Runner: Nancy Smith
Race: Johnny Miles 2015, 5K
Town: New Glasgow, Nova Scotia
Why I decided to run: The last few years for me have been about embracing the lifestyle of a healthy, active woman. It started because I was overweight, and ended because I wanted to be healthy. I lost about 50 pounds but the goal changed over the years. The scale wasn’t as important as how I felt. I had every excuse in the book not to work out, but had no reason to do it. Then 10 weeks ago, I put my trust into my YMCA trainer and joined her ‘Learn to Run’ group.
A bit about my training: For 10 weeks, I learned the fundamentals, from breathing to foot placement, running posture and form, running hills and the emotion that running brings. My goal had been to run 5K by my 48th birthday.
How I felt on race day: The night before was a mixture of anxiety, fear and pride. I woke up not knowing whether to laugh or cry. I ate my small breakfast, drank my water, put on my gear, pinned on my bib and then I took 10 minutes to breathe and reflect on how I got to that moment.
A memory that stands out: My first thoughts were that the crowd was intimidating. The race itself is a mix of me observing the people watching, the sense of accomplishment, my own heart-beat, and my friends cheering me on and being genuinely happy to see me reach my goal. It was exhilarating to the point where I am now looking towards a 10K for next year.

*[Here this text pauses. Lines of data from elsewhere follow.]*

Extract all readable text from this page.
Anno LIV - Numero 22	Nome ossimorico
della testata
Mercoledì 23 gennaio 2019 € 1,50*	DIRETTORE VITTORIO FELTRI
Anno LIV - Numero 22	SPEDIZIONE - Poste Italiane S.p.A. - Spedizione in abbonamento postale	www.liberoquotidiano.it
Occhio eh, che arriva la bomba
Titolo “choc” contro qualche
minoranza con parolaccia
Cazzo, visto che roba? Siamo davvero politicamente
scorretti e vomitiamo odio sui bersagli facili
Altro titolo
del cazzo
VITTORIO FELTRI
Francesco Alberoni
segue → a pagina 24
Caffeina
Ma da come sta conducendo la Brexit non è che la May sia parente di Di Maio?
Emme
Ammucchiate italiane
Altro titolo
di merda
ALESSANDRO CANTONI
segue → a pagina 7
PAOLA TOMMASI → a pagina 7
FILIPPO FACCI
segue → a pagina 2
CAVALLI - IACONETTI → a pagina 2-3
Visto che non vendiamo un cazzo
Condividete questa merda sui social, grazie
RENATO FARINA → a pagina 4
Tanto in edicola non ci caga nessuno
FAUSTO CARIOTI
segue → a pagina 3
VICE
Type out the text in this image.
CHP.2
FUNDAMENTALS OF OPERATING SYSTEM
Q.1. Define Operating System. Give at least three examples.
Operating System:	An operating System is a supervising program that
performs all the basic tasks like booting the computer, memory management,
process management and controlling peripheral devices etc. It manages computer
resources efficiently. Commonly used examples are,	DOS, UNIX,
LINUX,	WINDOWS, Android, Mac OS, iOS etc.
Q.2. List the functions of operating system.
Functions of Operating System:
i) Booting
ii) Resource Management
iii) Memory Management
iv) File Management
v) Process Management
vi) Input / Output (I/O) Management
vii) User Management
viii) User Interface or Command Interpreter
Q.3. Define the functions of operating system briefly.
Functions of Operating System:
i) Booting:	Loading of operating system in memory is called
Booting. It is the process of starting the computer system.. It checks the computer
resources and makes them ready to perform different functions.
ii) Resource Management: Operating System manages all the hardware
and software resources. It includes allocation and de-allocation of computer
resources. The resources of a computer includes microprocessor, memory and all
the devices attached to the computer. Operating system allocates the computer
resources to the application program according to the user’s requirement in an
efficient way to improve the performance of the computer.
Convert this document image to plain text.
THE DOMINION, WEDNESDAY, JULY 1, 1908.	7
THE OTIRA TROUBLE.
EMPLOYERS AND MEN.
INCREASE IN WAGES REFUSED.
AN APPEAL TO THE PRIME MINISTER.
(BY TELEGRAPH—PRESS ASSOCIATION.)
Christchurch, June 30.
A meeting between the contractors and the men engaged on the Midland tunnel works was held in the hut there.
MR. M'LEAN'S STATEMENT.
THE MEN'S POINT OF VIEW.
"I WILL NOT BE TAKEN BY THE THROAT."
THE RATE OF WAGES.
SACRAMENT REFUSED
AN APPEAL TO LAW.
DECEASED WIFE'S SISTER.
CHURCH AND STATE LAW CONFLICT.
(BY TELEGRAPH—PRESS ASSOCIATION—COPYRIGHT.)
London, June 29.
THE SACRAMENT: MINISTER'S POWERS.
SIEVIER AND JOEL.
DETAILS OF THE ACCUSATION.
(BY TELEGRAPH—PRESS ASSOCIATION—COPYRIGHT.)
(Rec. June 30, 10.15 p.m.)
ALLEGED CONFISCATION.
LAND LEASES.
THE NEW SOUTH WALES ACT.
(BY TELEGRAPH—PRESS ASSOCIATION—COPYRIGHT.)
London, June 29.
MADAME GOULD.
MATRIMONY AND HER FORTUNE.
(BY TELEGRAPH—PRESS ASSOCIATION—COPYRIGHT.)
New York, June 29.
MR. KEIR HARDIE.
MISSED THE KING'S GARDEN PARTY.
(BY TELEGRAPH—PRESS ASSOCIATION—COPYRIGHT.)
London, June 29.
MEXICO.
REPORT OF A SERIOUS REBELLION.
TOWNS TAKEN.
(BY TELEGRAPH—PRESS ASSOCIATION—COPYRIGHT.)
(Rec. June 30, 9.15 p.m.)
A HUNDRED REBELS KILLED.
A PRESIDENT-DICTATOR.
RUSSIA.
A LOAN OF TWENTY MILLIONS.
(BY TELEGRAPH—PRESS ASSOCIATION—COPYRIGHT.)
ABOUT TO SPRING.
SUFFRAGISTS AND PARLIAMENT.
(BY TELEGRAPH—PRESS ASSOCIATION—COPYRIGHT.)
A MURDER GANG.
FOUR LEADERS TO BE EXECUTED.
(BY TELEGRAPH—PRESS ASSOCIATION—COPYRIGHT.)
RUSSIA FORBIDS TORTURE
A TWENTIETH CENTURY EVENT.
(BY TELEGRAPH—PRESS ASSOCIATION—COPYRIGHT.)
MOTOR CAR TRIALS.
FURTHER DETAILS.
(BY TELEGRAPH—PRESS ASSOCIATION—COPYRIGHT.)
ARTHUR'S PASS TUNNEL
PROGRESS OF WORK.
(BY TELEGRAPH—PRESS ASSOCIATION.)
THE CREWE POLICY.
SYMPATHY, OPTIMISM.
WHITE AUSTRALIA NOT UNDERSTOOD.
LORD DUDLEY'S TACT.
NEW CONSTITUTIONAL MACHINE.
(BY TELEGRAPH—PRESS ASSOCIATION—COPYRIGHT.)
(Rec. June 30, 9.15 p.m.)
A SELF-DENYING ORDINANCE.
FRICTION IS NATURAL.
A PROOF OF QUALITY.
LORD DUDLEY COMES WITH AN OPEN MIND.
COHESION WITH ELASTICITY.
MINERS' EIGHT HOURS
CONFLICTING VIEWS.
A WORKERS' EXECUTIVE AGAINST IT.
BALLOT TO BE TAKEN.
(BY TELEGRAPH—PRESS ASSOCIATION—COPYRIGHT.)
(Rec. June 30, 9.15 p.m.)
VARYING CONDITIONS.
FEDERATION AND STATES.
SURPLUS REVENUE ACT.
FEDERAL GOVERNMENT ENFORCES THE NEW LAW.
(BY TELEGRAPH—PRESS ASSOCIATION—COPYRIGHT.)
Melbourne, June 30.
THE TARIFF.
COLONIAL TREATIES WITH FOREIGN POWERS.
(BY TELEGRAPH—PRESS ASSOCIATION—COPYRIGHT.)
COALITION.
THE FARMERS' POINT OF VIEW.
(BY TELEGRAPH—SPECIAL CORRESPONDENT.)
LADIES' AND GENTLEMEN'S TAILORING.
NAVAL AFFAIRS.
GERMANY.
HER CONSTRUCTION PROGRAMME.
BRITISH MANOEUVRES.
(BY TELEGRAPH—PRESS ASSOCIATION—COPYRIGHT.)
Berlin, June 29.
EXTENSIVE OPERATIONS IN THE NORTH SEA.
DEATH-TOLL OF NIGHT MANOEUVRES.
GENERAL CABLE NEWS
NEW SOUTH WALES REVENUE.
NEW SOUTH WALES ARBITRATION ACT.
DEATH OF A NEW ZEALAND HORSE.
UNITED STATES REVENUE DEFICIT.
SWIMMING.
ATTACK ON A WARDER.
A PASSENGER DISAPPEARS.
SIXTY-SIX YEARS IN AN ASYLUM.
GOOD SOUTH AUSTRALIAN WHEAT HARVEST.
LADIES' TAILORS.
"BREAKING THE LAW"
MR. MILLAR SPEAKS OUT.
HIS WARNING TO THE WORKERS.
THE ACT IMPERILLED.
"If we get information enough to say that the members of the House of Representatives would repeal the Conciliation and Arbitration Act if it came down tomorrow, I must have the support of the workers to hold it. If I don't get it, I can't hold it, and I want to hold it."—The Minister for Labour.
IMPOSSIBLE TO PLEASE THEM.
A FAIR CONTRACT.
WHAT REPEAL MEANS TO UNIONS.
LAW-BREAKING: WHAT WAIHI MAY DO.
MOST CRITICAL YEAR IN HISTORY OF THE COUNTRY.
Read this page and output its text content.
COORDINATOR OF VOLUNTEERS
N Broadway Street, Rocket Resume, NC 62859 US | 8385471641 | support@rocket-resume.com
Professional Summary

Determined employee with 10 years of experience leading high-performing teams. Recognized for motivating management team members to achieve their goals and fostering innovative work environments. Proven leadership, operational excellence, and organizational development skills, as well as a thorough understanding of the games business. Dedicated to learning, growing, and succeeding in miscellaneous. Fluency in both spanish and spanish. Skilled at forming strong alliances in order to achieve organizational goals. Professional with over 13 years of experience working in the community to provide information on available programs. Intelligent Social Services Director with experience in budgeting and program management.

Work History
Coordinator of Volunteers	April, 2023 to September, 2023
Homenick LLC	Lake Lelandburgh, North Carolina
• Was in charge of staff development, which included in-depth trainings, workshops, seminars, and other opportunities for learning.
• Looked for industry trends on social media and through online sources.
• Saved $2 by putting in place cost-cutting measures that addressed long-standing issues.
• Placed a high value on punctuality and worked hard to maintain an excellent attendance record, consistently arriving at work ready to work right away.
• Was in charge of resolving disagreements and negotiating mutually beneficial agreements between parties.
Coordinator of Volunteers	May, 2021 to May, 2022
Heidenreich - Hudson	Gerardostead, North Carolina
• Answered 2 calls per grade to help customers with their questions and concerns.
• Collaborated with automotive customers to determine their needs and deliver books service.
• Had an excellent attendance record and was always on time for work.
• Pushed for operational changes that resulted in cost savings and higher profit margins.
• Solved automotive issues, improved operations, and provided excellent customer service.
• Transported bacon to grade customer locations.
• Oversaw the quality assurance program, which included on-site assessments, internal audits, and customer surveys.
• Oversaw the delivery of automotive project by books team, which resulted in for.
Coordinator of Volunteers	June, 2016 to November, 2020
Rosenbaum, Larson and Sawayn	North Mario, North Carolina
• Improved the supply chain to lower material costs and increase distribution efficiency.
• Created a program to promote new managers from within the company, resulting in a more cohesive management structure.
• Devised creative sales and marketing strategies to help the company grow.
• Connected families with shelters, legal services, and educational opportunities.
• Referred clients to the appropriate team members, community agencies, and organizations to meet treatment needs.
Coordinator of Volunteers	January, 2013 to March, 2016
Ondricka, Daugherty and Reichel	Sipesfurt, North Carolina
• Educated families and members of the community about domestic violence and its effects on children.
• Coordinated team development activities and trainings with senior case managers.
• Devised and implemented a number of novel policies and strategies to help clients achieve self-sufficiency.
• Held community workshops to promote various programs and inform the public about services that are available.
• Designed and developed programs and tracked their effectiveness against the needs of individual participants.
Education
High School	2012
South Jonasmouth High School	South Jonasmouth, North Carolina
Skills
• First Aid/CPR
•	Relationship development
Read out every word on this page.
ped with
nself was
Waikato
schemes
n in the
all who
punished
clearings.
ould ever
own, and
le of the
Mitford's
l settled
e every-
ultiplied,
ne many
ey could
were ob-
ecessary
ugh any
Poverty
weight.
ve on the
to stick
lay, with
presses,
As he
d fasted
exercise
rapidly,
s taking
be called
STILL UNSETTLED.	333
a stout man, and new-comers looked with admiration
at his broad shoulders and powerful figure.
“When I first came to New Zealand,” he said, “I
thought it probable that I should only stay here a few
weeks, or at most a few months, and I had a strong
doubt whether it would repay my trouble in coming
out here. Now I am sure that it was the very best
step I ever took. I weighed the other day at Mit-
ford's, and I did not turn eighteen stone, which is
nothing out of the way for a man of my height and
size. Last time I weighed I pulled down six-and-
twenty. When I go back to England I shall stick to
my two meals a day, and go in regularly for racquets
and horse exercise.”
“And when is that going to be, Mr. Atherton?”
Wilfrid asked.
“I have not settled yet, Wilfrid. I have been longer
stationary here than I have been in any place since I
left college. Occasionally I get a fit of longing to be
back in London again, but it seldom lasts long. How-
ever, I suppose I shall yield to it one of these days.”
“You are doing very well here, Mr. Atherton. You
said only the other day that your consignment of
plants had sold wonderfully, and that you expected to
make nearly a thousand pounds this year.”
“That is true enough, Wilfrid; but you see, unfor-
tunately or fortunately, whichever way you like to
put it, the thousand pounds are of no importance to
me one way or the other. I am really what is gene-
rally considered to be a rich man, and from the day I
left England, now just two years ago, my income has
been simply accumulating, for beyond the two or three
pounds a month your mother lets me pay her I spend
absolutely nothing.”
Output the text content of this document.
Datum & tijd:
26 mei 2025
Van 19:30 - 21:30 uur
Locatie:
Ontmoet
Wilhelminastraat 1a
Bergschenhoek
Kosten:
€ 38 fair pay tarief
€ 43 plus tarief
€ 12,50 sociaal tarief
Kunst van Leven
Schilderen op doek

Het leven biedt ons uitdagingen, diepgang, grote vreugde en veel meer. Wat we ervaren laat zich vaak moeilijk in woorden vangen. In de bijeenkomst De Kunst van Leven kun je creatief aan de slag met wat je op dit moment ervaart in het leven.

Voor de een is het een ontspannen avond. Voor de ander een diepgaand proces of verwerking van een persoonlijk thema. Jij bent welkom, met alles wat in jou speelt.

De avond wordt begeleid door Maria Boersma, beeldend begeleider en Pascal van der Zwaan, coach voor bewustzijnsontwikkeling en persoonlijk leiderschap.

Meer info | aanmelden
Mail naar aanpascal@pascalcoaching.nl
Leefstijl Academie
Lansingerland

I would say that the biggest surprise is the emotion that takes over. For a person who doesn’t display a lot of emotion, it allowed me to feel and connect with others. It almost ‘forced’ me to face emotions and deal with not only overcoming fear and apprehension, but also to accept that I accomplished a goal and it’s OK to be proud of myself.
Going forward: The Johnny Miles event is not the end, but the beginning of something I know is going to have an effect on the rest of my life. I’m going to keep running.